Before Marcus McGhee became known as the MMA’s Marcus “The Maniac” McGhee, he was just a kid, trying to figure out a life that had come with more challenges and frustrations than he understood how to manage.
Along with his three siblings and his mom, McGhee moved around frequently during his childhood — the first big move sending them across the country from Detroit, Michigan to Phoenix, Arizona. Once in the desert, McGhee and his family lived in several areas of Phoenix, which meant a constant new start with new schools, new peers, new neighbors and…new fights.
The newness didn’t sit well with McGhee, who always felt like he had something to prove.
“I didn’t really like being told what to do. And I was angry,” he said. “I couldn’t help myself. I was just angry at the world because of my situation.”
That situation was one not everyone could understand. McGhee’s family moved after his dad was sent to prison. Not the kind of thing kids talk about on the playground or while skateboarding, which ended up being somewhat of a refuge for McGhee in the midst of emotional chaos.

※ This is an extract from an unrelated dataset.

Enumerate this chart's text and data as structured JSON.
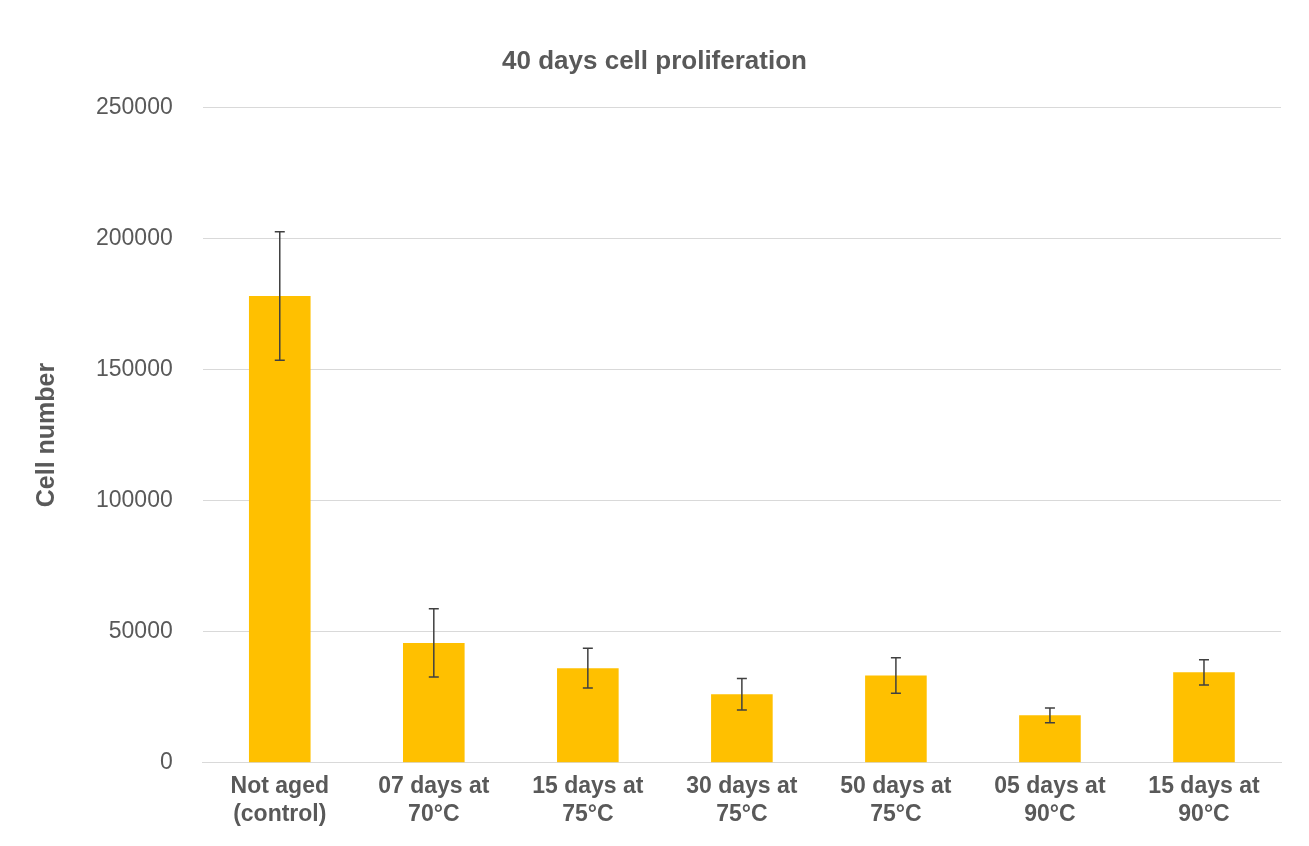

“I got suspended and kicked out of school pretty regularly,” he said. “I wasn’t good with kids my own age.”
This put a lot of pressure on a hard-working mother trying her best to raise three boy’s to become men. And in his teens, McGhee found himself — on multiple occasions — without any place to stay, after being kicked out of his own home. It wasn’t until living with his grandparents and meeting the girl who would become his wife at the age of 15, he began to realize that life didn’t have to look like the one he was living. Thus starting the path to growing into the man we know him as today.
He learned that discipline could look like diligence instead of aggression and anger.
Years later, after countless hours spent in the gym and hundreds of days spent studying a sport that he realized would allow him to channel and take control of the anger he couldn’t appropriately manage as a kid, Marcus “Maniac” McGhee leaves it on the mat.
And he thanks God for the life experience he earned and the perspective he gained through the turmoil of his early years. It keeps him grounded, he believes, as an adult and as an MMA fighter. And it serves as the foundation for his approach to fatherhood.
“I was angry about everything I had to go through. But, as an adult, I get to say I have knowledge of all these different things and for that reason I have more gratitude and I stay the path because I know what falling off leads to,” McGhee said.